It’s been that way for more than 80 years, explains Red Deer historian Michael Dawe.

Dawe said central Alberta has been a right-leaning, conservative area since around 1940, when former MP Frederick Shaw was elected with the Social Credit Party of Canada.

“They’ve been very much right wing or small c-conservative members of Parliament. From Fred Shaw on, every one of them has been.”

Asked what this means for the left-leaning candidates in the upcoming federal election, Dawe said they have a high mountain to climb.

Many parties, such as the United Farmers of Alberta, the Progressive Conservative Party and the Social Credit Party of Canada have had their turns in the Red Deer area.

The former Red Deer riding dissolved into Red Deer-Lacombe and Red Deer-Mountain View during the 2015 federal election.

Dawe explained central Albertans align themselves with right-leaning parties and their philosophy.

Michael Clark was first elected as the local MP in 1908 with the Liberal Party of Canada, and then again in 1911 – the last time the riding had a Liberal representative.

Clark was re-elected in 1917 under the Unionist party banner.

“I would call them (Unionists) a central one, but their main focus was on the successful completion of the First World War. That’s why it was formed.”

The United Farmers of Alberta won the Red Deer election in 1921, making Alfred Speakman the MP.

Dawe said Speakman leaned toward the left, and was defeated in 1935 by Eric Poole, with the Social Credit Party of Canada – a right-leaning party.

“This was around the depths of the Depression, and people were looking for solutions for anything to try and break the long Depression, and so they turned to Social Credit.
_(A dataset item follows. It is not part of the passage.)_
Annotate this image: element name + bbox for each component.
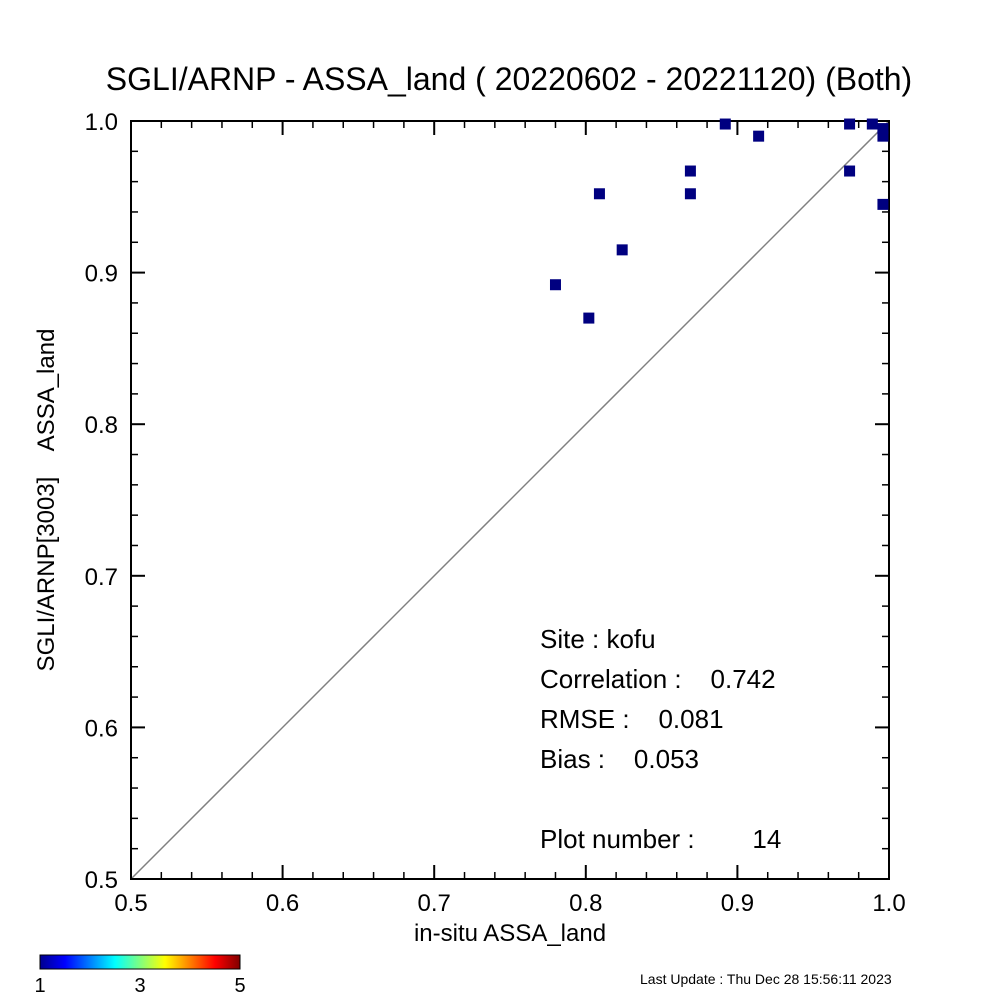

“Some of them were very right wing, but Poole was left wing side of Social Credit,” explained Dawe.

“The longer they were around politically, the more right wing they became over time,” Dawe said about the Social Credit Party of Canada.

Former MP Frederick Shaw then took over the riding in 1940 under the Social Credit banner.

“Shaw came in and he was in the more right wing side of Social Credit.

Harris Rogers took over the district with the Progressive Conservative Party in 1958, followed by Robert Thompson, who first won with Social Credit in 1962, and later switched to the Progressive Conservative Party around 1968.

The riding then experienced the Bob Mills era with the Reform Party of Canada in 1993, then with the Canadian Reform Conservatives Alliance in 2000, followed by the Conservative Party of Canada in 2003.

Incumbent Earl Dreeshen took over the riding in 2008. He then became the MP for the Red Deer-Mountain View riding in 2015, when the constituency was divided into two.